By Leila Abboud
PARIS (Reuters) – France’s low-cost telecoms group Iliad upgraded its entry-level broadband offer with the launch on Tuesday of a new, more powerful set-top box but did not cut mobile prices, comforting rivals who had feared the reigniting of a price war.
After Iliad’s billionaire founder Xavier Niel unveiled the Freebox Mini 4K set-top box the shares in Orange rose as much as 4 percent, the biggest gainer in the French blue-chip index <0#.FCHI>. Numericable-SFR climbed 2.7 percent, and Bouygues 2 percent.
“It’s a relief,” said a Paris-based trader. “We feared a bloody return to a price war and mobile prices being cut in half but finally nothing of the sort.”
Niel has shaken up the French telecoms market in the past decade, pioneering triple-play bundles of broadband, television and fixed line telephony that are now standard and then entering the mobile market with cheap, non-contract offers in 2012.
Niel on Tuesday went back to basics by improving the entry-level triple-play offer, which is priced at 29.99 euros per month and remains the group’s cash cow.

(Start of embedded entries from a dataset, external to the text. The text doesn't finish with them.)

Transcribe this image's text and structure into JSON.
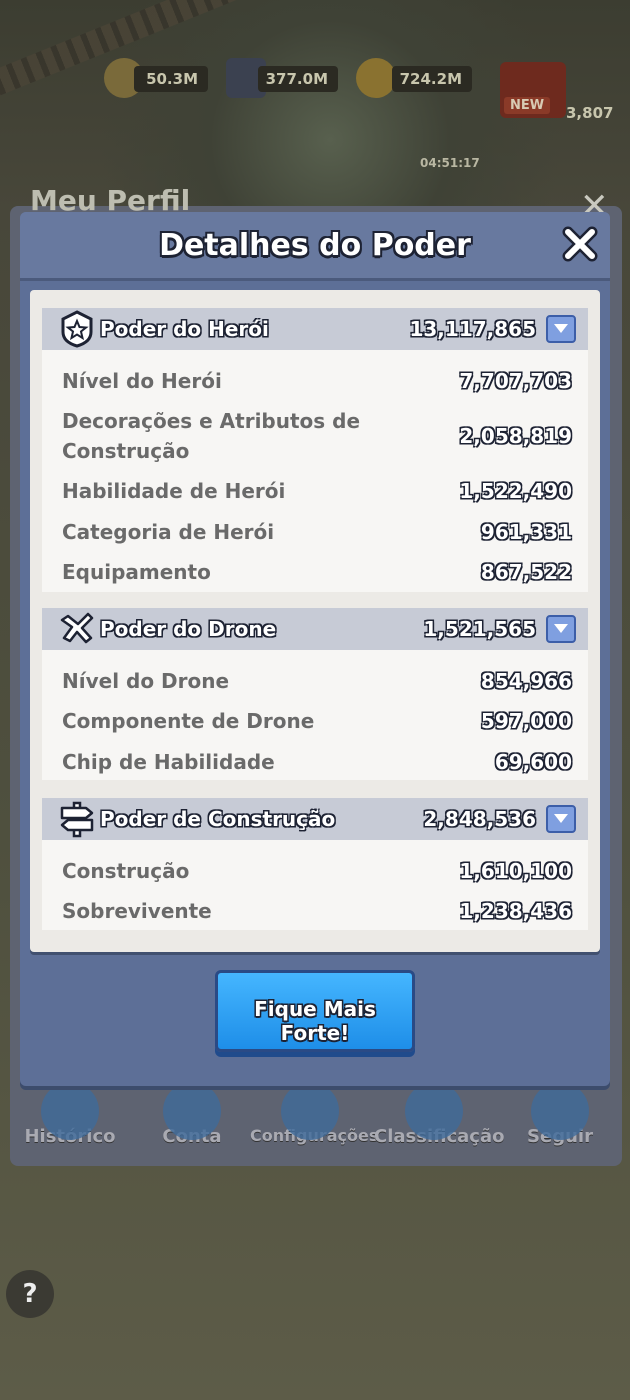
{
  "hud": {
    "resource_1": "50.3M",
    "resource_2": "377.0M",
    "resource_3": "724.2M",
    "new_badge": "NEW",
    "gem_count": "3,807",
    "timer": "04:51:17"
  },
  "profile": {
    "title": "Meu Perfil",
    "nav": [
      "Histórico",
      "Conta",
      "Configurações",
      "Classificação",
      "Seguir"
    ]
  },
  "modal": {
    "title": "Detalhes do Poder",
    "sections": [
      {
        "title": "Poder do Herói",
        "total": "13,117,865",
        "icon": "hero-badge-icon",
        "rows": [
          {
            "label": "Nível do Herói",
            "value": "7,707,703"
          },
          {
            "label": "Decorações e Atributos de Construção",
            "value": "2,058,819"
          },
          {
            "label": "Habilidade de Herói",
            "value": "1,522,490"
          },
          {
            "label": "Categoria de Herói",
            "value": "961,331"
          },
          {
            "label": "Equipamento",
            "value": "867,522"
          }
        ]
      },
      {
        "title": "Poder do Drone",
        "total": "1,521,565",
        "icon": "drone-icon",
        "rows": [
          {
            "label": "Nível do Drone",
            "value": "854,966"
          },
          {
            "label": "Componente de Drone",
            "value": "597,000"
          },
          {
            "label": "Chip de Habilidade",
            "value": "69,600"
          }
        ]
      },
      {
        "title": "Poder de Construção",
        "total": "2,848,536",
        "icon": "signpost-icon",
        "rows": [
          {
            "label": "Construção",
            "value": "1,610,100"
          },
          {
            "label": "Sobrevivente",
            "value": "1,238,436"
          }
        ]
      }
    ],
    "cta_label": "Fique Mais Forte!"
  }
}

The new set-top box features 4K technology that promises super-high definition TV images, and comes with a voice-operated remote control.
It will also run Google’s Android TV operating system so users will be able to access content from their phones and tablets easily on their TVs.
On mobile the only change was that current broadband customers will be allowed to add up to four rather than the previous two mobile subscriptions at a discounted 15.99 euros.
Iliad has won a 14 percent market share since it entered the mobile market in 2012, sending prices down by more than a third and causing larger rivals Orange and Numericable-SFR to slash costs to cope.
Shares in Iliad were up 2.6 percent at 224 euros by 1139 GMT, a near 45 percent rise in the past 14 months.
Bouygues Telecom, the third-biggest mobile operator, has been hit hardest, laying off staff and sparking talk that founder Martin Bouygues could sell.
Thomas Reynaud, Iliad’s finance chief, said the aim of the Mini 4K launch was to boost the attractiveness of Free’s cheaper offers. Bouygues has been on the offensive in recent months in broadband winning 110,000 customers in the fourth quarter with low-cost offers to counter Free.
“We wanted to re-dynamise our entry-level offers,” he said.
The higher-end offer, Freebox Revolution, will remain at 35.99 euros, with a new replacement product expected later this year.